Anybody who follows this blog knows that I do my best to stay positive. I have an amazing life ~ great family, supportive friends, financial security, a lovely home…and the motto I stay true to is “why not me?
I’ll explain. It’s no secret that I find wallowing in self pity unacceptable. Shit happens to all of us (it’s called the gift of life!) which is where my stance on “why me?” comes from. “Why not me?” I say. Would you wish your cancer diagnosis on your best friend? Of course not. Would you be happier if your sister had MS? Of course not. Buck up and own it, I say.
We all are familiar with waking in the night and worrying about the pipes bursting, the kids falling into a ravine, the Visa police showing up at work to shame you for your credit limit excess, your dentist calling you out for only flossing every other day. Of course these things don’t happen. But if they did, you might be thinking, “why me?”. Well duh. Floss your teeth, check your pipes, pay your Visa bill, teach your kids the dangers of ravines. We all must take responsibility for our own actions.
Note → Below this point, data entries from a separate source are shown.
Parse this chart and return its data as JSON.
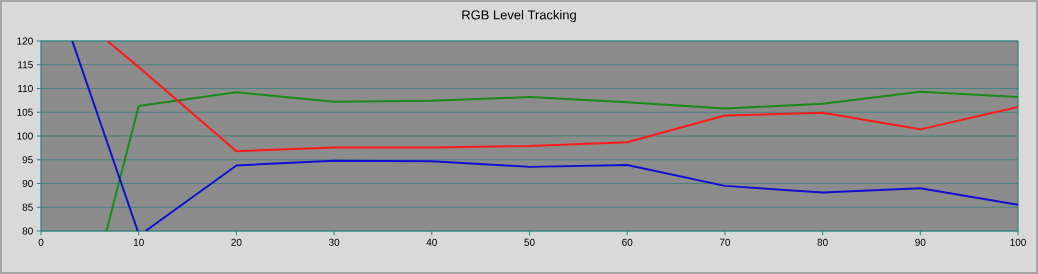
{
  "chart_data": {
    "type": "line",
    "title": "RGB Level Tracking",
    "series": [
      {
        "color": "#1a8a1a",
        "x": [
          6.7,
          10,
          20,
          30,
          40,
          50,
          60,
          70,
          80,
          90,
          100
        ],
        "values": [
          80,
          106.3,
          109.2,
          107.2,
          107.4,
          108.2,
          107.1,
          105.8,
          106.8,
          109.3,
          108.2
        ]
      },
      {
        "color": "#ff1a1a",
        "x": [
          6.8,
          10,
          20,
          30,
          40,
          50,
          60,
          70,
          80,
          90,
          100
        ],
        "values": [
          120,
          114.5,
          96.8,
          97.6,
          97.6,
          97.9,
          98.7,
          104.3,
          104.9,
          101.4,
          106.1
        ]
      },
      {
        "color": "#1010d0",
        "x": [
          3.2,
          9.9,
          10.3,
          10.7,
          20,
          30,
          40,
          50,
          60,
          70,
          80,
          90,
          100
        ],
        "values": [
          120,
          80,
          null,
          80,
          93.8,
          94.8,
          94.7,
          93.5,
          93.9,
          89.5,
          88.1,
          89.0,
          85.5
        ]
      }
    ],
    "xlim": [
      0,
      100
    ],
    "ylim": [
      80,
      120
    ],
    "xticks": [
      0,
      10,
      20,
      30,
      40,
      50,
      60,
      70,
      80,
      90,
      100
    ],
    "yticks": [
      80,
      85,
      90,
      95,
      100,
      105,
      110,
      115,
      120
    ],
    "grid": "y",
    "marker": "none",
    "line_style": "solid"
  }
}
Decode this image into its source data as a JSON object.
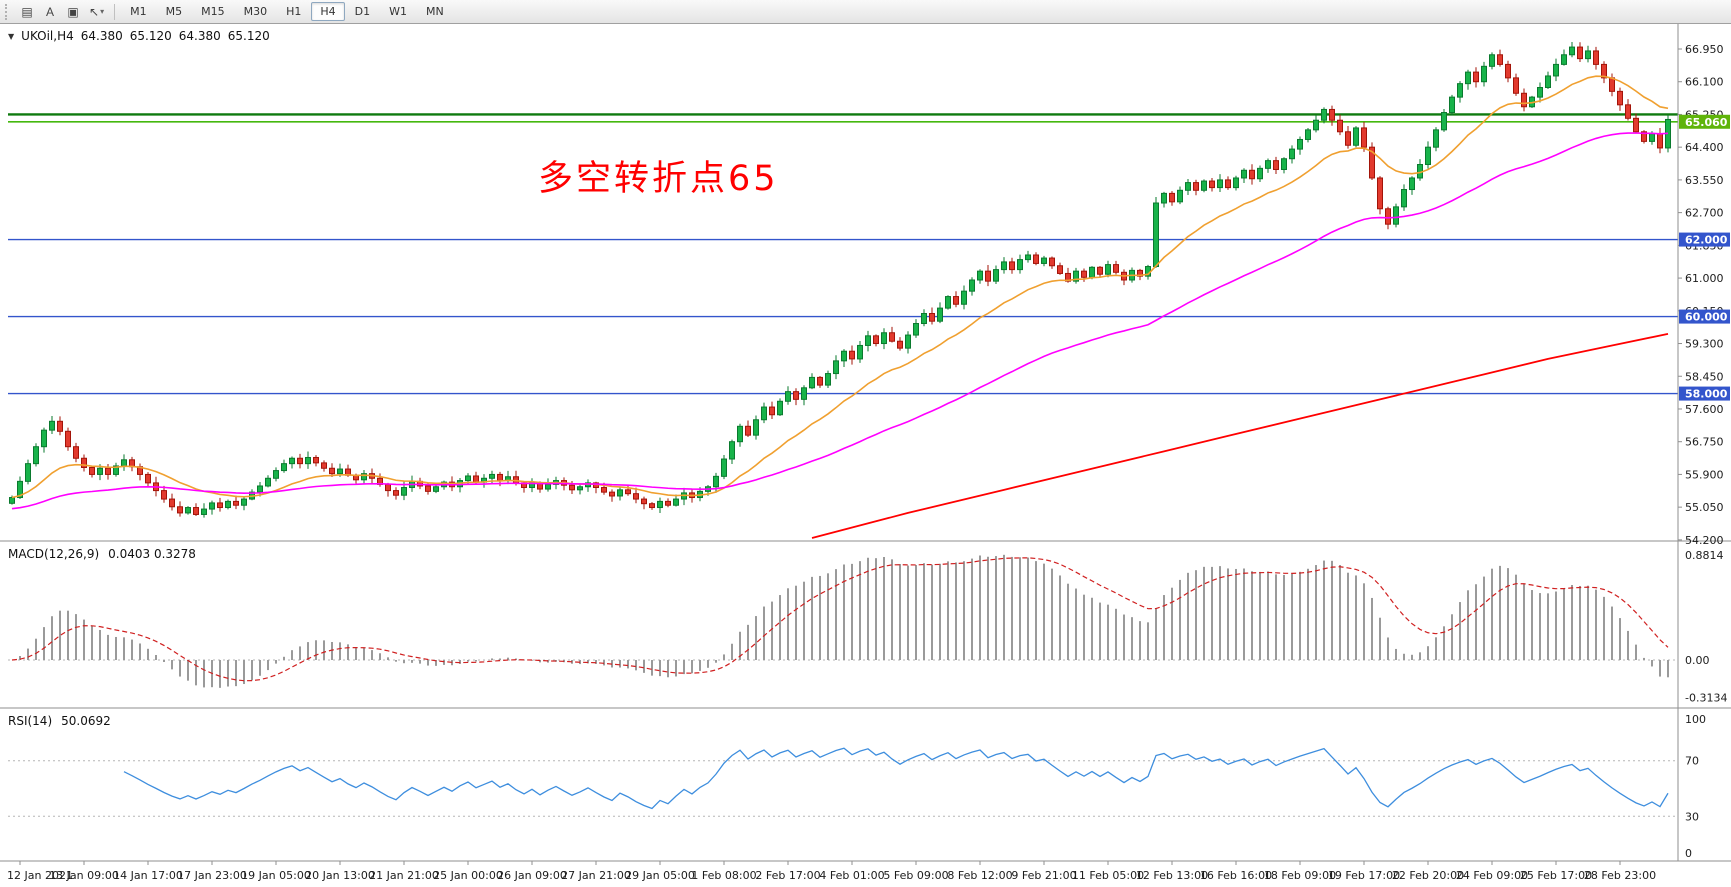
{
  "toolbar": {
    "tool_buttons": [
      {
        "name": "chart-window-icon",
        "glyph": "▤"
      },
      {
        "name": "text-annotation-icon",
        "glyph": "A"
      },
      {
        "name": "template-icon",
        "glyph": "▣"
      },
      {
        "name": "cursor-tool-icon",
        "glyph": "↖",
        "caret": true
      }
    ],
    "timeframes": [
      "M1",
      "M5",
      "M15",
      "M30",
      "H1",
      "H4",
      "D1",
      "W1",
      "MN"
    ],
    "active_timeframe": "H4"
  },
  "chart": {
    "marker": "▼",
    "symbol_period": "UKOil,H4",
    "ohlc": {
      "open": "64.380",
      "high": "65.120",
      "low": "64.380",
      "close": "65.120"
    },
    "annotation_text": "多空转折点65",
    "annotation_color": "#FF0000",
    "price_axis_labels": [
      "66.950",
      "66.100",
      "65.250",
      "64.400",
      "63.550",
      "62.700",
      "61.850",
      "61.000",
      "60.150",
      "59.300",
      "58.450",
      "57.600",
      "56.750",
      "55.900",
      "55.050",
      "54.200"
    ],
    "price_tags": [
      {
        "label": "65.060",
        "price": 65.06,
        "bg": "#5FB40A",
        "fg": "#ffffff"
      },
      {
        "label": "62.000",
        "price": 62.0,
        "bg": "#3355CC",
        "fg": "#ffffff"
      },
      {
        "label": "60.000",
        "price": 60.0,
        "bg": "#3355CC",
        "fg": "#ffffff"
      },
      {
        "label": "58.000",
        "price": 58.0,
        "bg": "#3355CC",
        "fg": "#ffffff"
      }
    ]
  },
  "macd": {
    "title": "MACD(12,26,9)",
    "values": "0.0403 0.3278",
    "axis_labels": [
      {
        "label": "0.8814",
        "value": 0.8814
      },
      {
        "label": "0.00",
        "value": 0
      },
      {
        "label": "-0.3134",
        "value": -0.3134
      }
    ]
  },
  "rsi": {
    "title": "RSI(14)",
    "value": "50.0692",
    "axis_labels": [
      {
        "label": "100",
        "value": 100
      },
      {
        "label": "70",
        "value": 70
      },
      {
        "label": "30",
        "value": 30
      },
      {
        "label": "0",
        "value": 0
      }
    ],
    "level_lines": [
      70,
      30
    ]
  },
  "time_axis": {
    "first_label_bar": 1,
    "bars_per_label": 8,
    "labels": [
      "12 Jan 2021",
      "13 Jan 09:00",
      "14 Jan 17:00",
      "17 Jan 23:00",
      "19 Jan 05:00",
      "20 Jan 13:00",
      "21 Jan 21:00",
      "25 Jan 00:00",
      "26 Jan 09:00",
      "27 Jan 21:00",
      "29 Jan 05:00",
      "1 Feb 08:00",
      "2 Feb 17:00",
      "4 Feb 01:00",
      "5 Feb 09:00",
      "8 Feb 12:00",
      "9 Feb 21:00",
      "11 Feb 05:00",
      "12 Feb 13:00",
      "16 Feb 16:00",
      "18 Feb 09:00",
      "19 Feb 17:00",
      "22 Feb 20:00",
      "24 Feb 09:00",
      "25 Feb 17:00",
      "28 Feb 23:00"
    ]
  },
  "chart_data": {
    "type": "candlestick",
    "symbol": "UKOil",
    "timeframe": "H4",
    "price_range": {
      "max": 66.95,
      "min": 54.2,
      "grid_step": 0.85
    },
    "closes": [
      55.3,
      55.72,
      56.18,
      56.62,
      57.05,
      57.28,
      57.02,
      56.62,
      56.32,
      56.08,
      55.9,
      56.06,
      55.9,
      56.12,
      56.28,
      56.1,
      55.9,
      55.68,
      55.48,
      55.26,
      55.06,
      54.9,
      55.04,
      54.86,
      55.0,
      55.16,
      55.04,
      55.2,
      55.1,
      55.26,
      55.44,
      55.6,
      55.8,
      56.0,
      56.18,
      56.32,
      56.18,
      56.34,
      56.2,
      56.06,
      55.92,
      56.04,
      55.88,
      55.76,
      55.92,
      55.8,
      55.64,
      55.48,
      55.36,
      55.56,
      55.72,
      55.6,
      55.46,
      55.58,
      55.7,
      55.58,
      55.74,
      55.86,
      55.7,
      55.8,
      55.9,
      55.74,
      55.84,
      55.68,
      55.56,
      55.68,
      55.52,
      55.64,
      55.74,
      55.62,
      55.5,
      55.58,
      55.68,
      55.56,
      55.44,
      55.34,
      55.5,
      55.4,
      55.26,
      55.14,
      55.04,
      55.2,
      55.1,
      55.26,
      55.42,
      55.3,
      55.46,
      55.58,
      55.85,
      56.3,
      56.75,
      57.15,
      56.92,
      57.32,
      57.65,
      57.45,
      57.8,
      58.05,
      57.85,
      58.15,
      58.42,
      58.22,
      58.52,
      58.85,
      59.1,
      58.9,
      59.25,
      59.5,
      59.3,
      59.58,
      59.36,
      59.18,
      59.52,
      59.82,
      60.08,
      59.88,
      60.22,
      60.52,
      60.32,
      60.66,
      60.95,
      61.18,
      60.92,
      61.22,
      61.42,
      61.22,
      61.48,
      61.6,
      61.38,
      61.52,
      61.32,
      61.12,
      60.92,
      61.18,
      61.02,
      61.28,
      61.1,
      61.35,
      61.15,
      60.95,
      61.2,
      61.05,
      61.3,
      62.95,
      63.2,
      62.98,
      63.28,
      63.48,
      63.28,
      63.52,
      63.35,
      63.55,
      63.35,
      63.6,
      63.8,
      63.58,
      63.85,
      64.05,
      63.82,
      64.1,
      64.35,
      64.6,
      64.85,
      65.1,
      65.38,
      65.1,
      64.8,
      64.45,
      64.9,
      64.4,
      63.6,
      62.8,
      62.4,
      62.85,
      63.3,
      63.6,
      63.95,
      64.4,
      64.85,
      65.3,
      65.7,
      66.05,
      66.35,
      66.1,
      66.5,
      66.8,
      66.55,
      66.2,
      65.8,
      65.45,
      65.7,
      65.95,
      66.25,
      66.55,
      66.8,
      67.0,
      66.7,
      66.9,
      66.55,
      66.2,
      65.85,
      65.5,
      65.15,
      64.8,
      64.55,
      64.75,
      64.38,
      65.12
    ],
    "horizontal_lines": [
      {
        "price": 65.25,
        "color": "#0E7A0E",
        "width": 2.4
      },
      {
        "price": 65.06,
        "color": "#44B80E",
        "width": 1.6
      },
      {
        "price": 62.0,
        "color": "#3355CC",
        "width": 1.4
      },
      {
        "price": 60.0,
        "color": "#3355CC",
        "width": 1.4
      },
      {
        "price": 58.0,
        "color": "#3355CC",
        "width": 1.4
      }
    ],
    "moving_averages": [
      {
        "name": "fast",
        "color": "#F0A030",
        "period": 16
      },
      {
        "name": "medium",
        "color": "#FF00FF",
        "period": 55,
        "seed": 55.0
      },
      {
        "name": "slow",
        "color": "#FF0000",
        "anchors": [
          [
            100,
            54.25
          ],
          [
            112,
            54.9
          ],
          [
            124,
            55.5
          ],
          [
            136,
            56.1
          ],
          [
            144,
            56.5
          ],
          [
            152,
            56.9
          ],
          [
            160,
            57.3
          ],
          [
            168,
            57.7
          ],
          [
            176,
            58.1
          ],
          [
            184,
            58.5
          ],
          [
            192,
            58.9
          ],
          [
            200,
            59.25
          ],
          [
            207,
            59.55
          ]
        ]
      }
    ],
    "candle_colors": {
      "up": "#18B34A",
      "up_dark": "#0A7A2E",
      "down": "#E23A2E",
      "down_dark": "#A31409"
    },
    "macd": {
      "fast": 12,
      "slow": 26,
      "signal": 9,
      "histogram_color": "#9A9A9A",
      "signal_color": "#D02020",
      "range": {
        "max": 0.8814,
        "min": -0.3134
      }
    },
    "rsi": {
      "period": 14,
      "line_color": "#3E8EDE",
      "range": {
        "max": 100,
        "min": 0
      }
    }
  }
}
But when the universe throws you something out of your control (i.e. MS) it’s easy to fall into a state of self pity. I get it! And I am totally accepting that for whatever reason, I pulled an MS lottery card. It stinks, but as trite as it sounds, it is what it is.
Ok, so obviously I’m a super evolved, rational and gentle saint. Tonight however, I am fucking mad at MS. I want my “old” life back. I want to get out of the car and run inside for a second. I want to walk around the block. I want to bend down and pick something up without falling over. Hell, I want to just walk to the kitchen without holding on to anything. I want to not be hot, tired, dizzy, addled. I want to not have everything be such a big deal. It’s exhausting on top of being exhausting.
I find though that as much as I rail against it, curse at it, try to stomp my feet (no can do without falling over) at it, scream and cry at it, it remains the same. Yes I’m mad, and yes I’m frustrated…but would I wish on you? Not in a million years. You have your own burdens to bear. This one is all mine.